Deg! Dada Kalila berdesir dan perutnya tergelitik seolah ada sekawanan kupu-kupu menari di sana.

Pria ini ... bagaimana dia bisa mengatakan semua itu dengan tenang? Bagaimana dia bisa mengatakan semua itu ... tanpa menyadari apa efeknya bagi Kalila.

Akhirnya Kalila cuma bisa mengangguk kaku.

"Alright, next questions?" tanya Reagan mengalihkan topik karena menyadari Kalila yang salah tingkah.

Namun tampaknya perkataan Reagan sebelumnya meninggalkan efek yang cukup kuat bagi Kalila hingga otaknya kesulitan menemukan pertanyaan baru.

Kalila menggeleng,"I'll pass."

Reagan menaikkan satu alisnya, "As you wish," jawab Reagan, dan ketika senyum miring itu kembali, Kalila langsung menyesali ucapannya.

"So, Kalila, for my last question. Do you still think I'm hot?" kerlingan jahil itu kembali. Kalila tahu Reagan sengaja melakukan itu untuk mencairkan suasana, tapi tetap saja ia tidak bisa mengontrol detak jantungnya.

Kalila secara refleks membuang muka, tidak bisa—lebih tepatnya tidak ingin menjawab. Meski begitu, siapapun yang melihat wajah memerahnya pasti langsung bisa menebak jawabannya.

Reagan tertawa renyah, "Okay, do you have anymore questions?"

Kalila masih tidak menjawab.

"Well, looks like we already have a winner, don't we?"
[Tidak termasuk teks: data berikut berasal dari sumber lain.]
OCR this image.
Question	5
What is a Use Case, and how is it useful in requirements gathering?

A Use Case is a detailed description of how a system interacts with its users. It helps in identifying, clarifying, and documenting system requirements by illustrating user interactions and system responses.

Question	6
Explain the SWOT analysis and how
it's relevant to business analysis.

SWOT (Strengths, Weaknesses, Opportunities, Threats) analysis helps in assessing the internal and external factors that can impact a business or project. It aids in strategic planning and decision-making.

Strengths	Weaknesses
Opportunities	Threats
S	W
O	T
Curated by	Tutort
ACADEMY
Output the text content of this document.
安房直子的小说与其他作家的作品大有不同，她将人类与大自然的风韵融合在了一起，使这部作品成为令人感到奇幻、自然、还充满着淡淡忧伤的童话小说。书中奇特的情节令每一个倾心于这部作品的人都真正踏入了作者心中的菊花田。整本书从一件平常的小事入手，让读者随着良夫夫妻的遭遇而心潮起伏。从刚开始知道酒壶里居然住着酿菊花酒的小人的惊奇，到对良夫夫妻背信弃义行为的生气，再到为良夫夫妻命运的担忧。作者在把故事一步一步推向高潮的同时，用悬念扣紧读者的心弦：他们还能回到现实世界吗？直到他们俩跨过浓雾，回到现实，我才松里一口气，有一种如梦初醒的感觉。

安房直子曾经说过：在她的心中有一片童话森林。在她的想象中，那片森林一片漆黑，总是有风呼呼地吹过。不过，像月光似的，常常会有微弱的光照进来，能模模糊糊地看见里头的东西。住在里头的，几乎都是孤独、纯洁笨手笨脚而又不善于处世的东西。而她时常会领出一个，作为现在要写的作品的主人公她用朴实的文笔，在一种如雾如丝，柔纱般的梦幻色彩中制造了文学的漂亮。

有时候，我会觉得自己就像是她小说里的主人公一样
"Licik," gerutu Kalila memajukan bibirnya, membuat Reagan kembali tertawa. "Jadi apa wish kamu?"

"Enggak sekarang, aku akan simpan untuk nanti."

Kalila memicing, "Hal aneh apa yang sedang kamu rencanakan?" tukasnya..

"Hey! I thought you trust me, no?" Reagan memasang wajah terkejut yang dibuat-buat.

"Hmm," Kalila menatap langit-langit jerami seraya mengetuk-ngetuk tulunjuknya di atas meja. Bibirnya terkulum seolah tengah menimbang suatu hal yang sulit.

"I'm reconsidering it now," ucap Kalila lalu menjulurkan lidah. Tanpa aba-aba ia beranjak dari kursinya dan berjalan menuju gedung hotel, meninggalkan pria itu yang terperanjat sendirian.